Paolo Stefanato, il Giornale 13/8/2009;, 13 agosto 2009
«CON WILD TURKEY CAMPARI E’ PIU’ GLOBALE»
Padre austriaco, madre italo maltese, nonno italiano; è nato in Turchia, si è laureato negli Stati Uniti, ha passaporto austriaco e abita a Milano. Vive tra i liquori dall’infanzia, perchè il nonno maltese possedeva un’azienda di spirits a Istanbul che cinquant’anni fa aveva stretto un accordo con la Cinzano. Bob Kunze-Concewitz, 42 anni, dal 2005 è amministratore delegato del gruppo Campari, cui appartiene - i casi della vita - anche il marchio Cinzano. Ha continuato la politica di espansione e di acquisizioni: l’ultima operazione, messa a segno in primavera e che ora sta andando felicemente a regime, è la conquista del bourbon Wild Turkey: pagato 575 milioni di dollari alla Pernod Richard, va ad aumentare i ricavi di 100 milioni di euro all’anno e, soprattutto, porta in dote molte potenzialità: «Erano anni che cercavamo un bourbon per arricchire il nostro portafoglio; siamo stati anche sul punto di lanciare un marchio nostro».
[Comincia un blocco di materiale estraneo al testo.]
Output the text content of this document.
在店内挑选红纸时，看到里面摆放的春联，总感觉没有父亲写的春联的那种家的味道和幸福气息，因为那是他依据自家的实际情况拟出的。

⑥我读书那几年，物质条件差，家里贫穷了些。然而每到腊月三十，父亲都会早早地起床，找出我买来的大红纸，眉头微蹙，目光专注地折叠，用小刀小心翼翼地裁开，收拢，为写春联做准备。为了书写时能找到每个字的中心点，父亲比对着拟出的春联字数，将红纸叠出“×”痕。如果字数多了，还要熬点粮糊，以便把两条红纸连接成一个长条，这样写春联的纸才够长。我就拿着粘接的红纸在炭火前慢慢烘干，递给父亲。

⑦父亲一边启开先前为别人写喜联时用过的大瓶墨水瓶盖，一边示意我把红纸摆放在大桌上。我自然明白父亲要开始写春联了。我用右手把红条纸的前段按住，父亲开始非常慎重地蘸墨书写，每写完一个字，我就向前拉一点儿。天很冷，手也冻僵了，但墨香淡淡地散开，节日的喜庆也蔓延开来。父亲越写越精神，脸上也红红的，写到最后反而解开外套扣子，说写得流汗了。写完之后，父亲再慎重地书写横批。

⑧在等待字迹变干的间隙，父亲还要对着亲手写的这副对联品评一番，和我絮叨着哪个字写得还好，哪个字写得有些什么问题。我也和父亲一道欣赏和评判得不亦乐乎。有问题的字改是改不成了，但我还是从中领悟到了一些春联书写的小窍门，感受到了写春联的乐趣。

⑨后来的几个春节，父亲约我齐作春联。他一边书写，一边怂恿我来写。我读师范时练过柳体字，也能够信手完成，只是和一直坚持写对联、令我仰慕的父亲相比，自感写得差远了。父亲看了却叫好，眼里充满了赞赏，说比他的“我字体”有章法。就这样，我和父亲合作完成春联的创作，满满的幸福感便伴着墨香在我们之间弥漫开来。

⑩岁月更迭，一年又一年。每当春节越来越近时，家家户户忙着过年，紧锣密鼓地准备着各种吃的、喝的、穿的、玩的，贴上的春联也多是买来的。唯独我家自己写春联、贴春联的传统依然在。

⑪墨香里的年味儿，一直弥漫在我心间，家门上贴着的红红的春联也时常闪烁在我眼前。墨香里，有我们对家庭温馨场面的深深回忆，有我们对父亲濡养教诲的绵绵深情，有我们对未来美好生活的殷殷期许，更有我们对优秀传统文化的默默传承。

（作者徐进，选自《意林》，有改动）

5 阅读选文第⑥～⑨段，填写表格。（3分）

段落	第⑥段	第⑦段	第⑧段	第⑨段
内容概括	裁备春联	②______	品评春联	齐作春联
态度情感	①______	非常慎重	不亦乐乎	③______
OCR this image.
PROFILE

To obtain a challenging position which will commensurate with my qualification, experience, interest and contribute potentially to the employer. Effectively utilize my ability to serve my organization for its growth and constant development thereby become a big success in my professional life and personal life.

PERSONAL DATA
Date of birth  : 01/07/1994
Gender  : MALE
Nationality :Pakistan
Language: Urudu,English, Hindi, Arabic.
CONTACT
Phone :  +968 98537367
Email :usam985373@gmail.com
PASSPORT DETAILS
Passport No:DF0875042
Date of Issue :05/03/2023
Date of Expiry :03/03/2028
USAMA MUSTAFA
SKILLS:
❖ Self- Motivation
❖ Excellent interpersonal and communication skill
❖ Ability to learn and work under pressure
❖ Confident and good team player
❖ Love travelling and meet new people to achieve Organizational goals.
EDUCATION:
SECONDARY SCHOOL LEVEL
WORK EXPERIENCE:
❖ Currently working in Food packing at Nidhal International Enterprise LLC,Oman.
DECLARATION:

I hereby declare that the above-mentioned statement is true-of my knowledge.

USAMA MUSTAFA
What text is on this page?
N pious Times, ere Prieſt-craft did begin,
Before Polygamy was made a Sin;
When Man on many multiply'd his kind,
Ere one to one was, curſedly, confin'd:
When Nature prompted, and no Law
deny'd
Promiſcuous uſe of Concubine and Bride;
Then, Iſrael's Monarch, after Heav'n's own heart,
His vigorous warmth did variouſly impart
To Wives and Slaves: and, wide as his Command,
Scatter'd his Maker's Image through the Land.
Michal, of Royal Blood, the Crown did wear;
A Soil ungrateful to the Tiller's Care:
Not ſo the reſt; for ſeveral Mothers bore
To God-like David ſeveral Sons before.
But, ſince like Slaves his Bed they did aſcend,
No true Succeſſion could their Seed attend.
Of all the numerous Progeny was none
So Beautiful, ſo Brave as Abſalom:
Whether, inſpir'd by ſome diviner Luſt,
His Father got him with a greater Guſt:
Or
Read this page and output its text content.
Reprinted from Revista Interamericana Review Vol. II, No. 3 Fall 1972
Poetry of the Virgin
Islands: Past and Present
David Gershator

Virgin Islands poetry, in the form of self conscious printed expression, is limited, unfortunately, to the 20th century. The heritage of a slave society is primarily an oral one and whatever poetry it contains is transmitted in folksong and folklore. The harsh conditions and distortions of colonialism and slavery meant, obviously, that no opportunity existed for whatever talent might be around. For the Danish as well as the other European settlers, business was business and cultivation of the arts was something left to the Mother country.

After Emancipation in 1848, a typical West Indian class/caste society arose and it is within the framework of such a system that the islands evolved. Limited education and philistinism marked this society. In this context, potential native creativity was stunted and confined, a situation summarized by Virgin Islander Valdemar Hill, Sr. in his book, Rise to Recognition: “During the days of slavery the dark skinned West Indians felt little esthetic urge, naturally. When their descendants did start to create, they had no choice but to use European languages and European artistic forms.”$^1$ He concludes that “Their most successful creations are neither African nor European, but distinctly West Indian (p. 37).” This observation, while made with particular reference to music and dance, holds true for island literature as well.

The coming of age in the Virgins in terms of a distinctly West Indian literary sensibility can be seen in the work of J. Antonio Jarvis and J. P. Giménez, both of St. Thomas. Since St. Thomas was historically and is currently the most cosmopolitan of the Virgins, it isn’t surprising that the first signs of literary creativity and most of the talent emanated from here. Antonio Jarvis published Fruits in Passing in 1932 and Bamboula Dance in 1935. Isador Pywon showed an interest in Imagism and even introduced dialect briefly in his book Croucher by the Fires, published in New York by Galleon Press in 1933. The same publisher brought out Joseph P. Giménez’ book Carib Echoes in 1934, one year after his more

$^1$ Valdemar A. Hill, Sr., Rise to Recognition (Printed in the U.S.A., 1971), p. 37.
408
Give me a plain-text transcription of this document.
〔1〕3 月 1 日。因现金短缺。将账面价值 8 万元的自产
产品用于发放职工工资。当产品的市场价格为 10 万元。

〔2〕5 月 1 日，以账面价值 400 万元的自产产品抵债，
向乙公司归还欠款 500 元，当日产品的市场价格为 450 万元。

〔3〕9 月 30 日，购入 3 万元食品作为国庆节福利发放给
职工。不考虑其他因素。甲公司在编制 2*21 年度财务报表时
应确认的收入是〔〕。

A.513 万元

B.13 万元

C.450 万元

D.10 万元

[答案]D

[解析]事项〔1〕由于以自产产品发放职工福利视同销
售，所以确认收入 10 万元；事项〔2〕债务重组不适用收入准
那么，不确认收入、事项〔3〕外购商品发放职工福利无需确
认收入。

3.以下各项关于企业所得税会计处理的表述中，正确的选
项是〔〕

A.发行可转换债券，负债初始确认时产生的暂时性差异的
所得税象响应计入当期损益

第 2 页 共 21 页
Poi si è creata questa opportunità.
«Wild Turkey è il numero uno al mondo nella fascia premium, ha un margine alto, genera molta cassa e appartiene a una categoria in crescita. Abbiamo aumentato la quota di mercato dal 2,2% al 2,5% negli Stati Uniti, dove avere massa critica è importante per trattare con i distributori. L’acquisto di Wild Turkey è diventato operativo il 1º giugno e ci siamo dati 12 mesi per studiarne tutte le potenzialità di crescita: oggi le sue vendite sono concentrate per il 97% negli Stati Uniti, in Giappone e in Australia, è chiaro che le prospettive di espansione sono enormi».
Gli Stati Uniti per voi sono un grande mercato.
«Col dollaro ai livelli attuali, pesano per il 25% sul nostro fatturato. Oggi negli Stati Uniti abbiamo un’offerta di whisky completa».
Per l’acquisto di Wild Turkey avete aumentato il vostro indebitamento.
« vero: oggi il rapporto con il margine lordo è di 2,6, ma le garanzie che abbiamo sono più capienti, fino a 3,5. Contiamo comunque di portare il debito a 2 volte l’Ebitda grazie alla generazione di cassa. Anche per questo nei prossimi 12-18 mesi non prevediamo acquisizioni di queste dimensioni».
La vostra cultura è quella di un’azienda prudente.
«Lavoriamo con lo sguardo sul lungo termine, non al trimestre. Abbiamo strategie semplici, chiare, coerenti. Quindici anni fa eravamo un’azienda quasi monomarchio e monopaese, con l’Italia che rappresentava il 75% dei ricavi...».
Poi è venuta la stagione delle acquisizioni.
«Sì, il fatturato da allora è quadruplicato fino a quasi un miliardo, e per il 55% è fatto fuori dall’Italia. Metà è stata crescita organica: il brand building è il nostro pane quotidiano, investiamo mediamente in marketing e pubblicità il 18,5% del nostro giro d’affari. Metà con acquisizioni, facilitate dalla redditività e dal forte cash flow: questo ci ha permesso una grossa operazione come Wild Turkey in un momento di crisi mondiale. Ma siamo un’azienda conservativa, i nostri rischi sono ben calcolati».
Il calo dei consumi alcolici è un rischio?
«I consumi sono rallentati, ma nei mercati chiave crescono ancora dell’1,5-3%, rispetto al precedente 5-7%. In tutti i Paesi la nostra performance è sempre migliore della media. Il mercato italiano cala del 3,8% nel semestre, Campari dell’1,2: ma il segmento degli aperitivi, nel quale siamo i leader, è in espansione».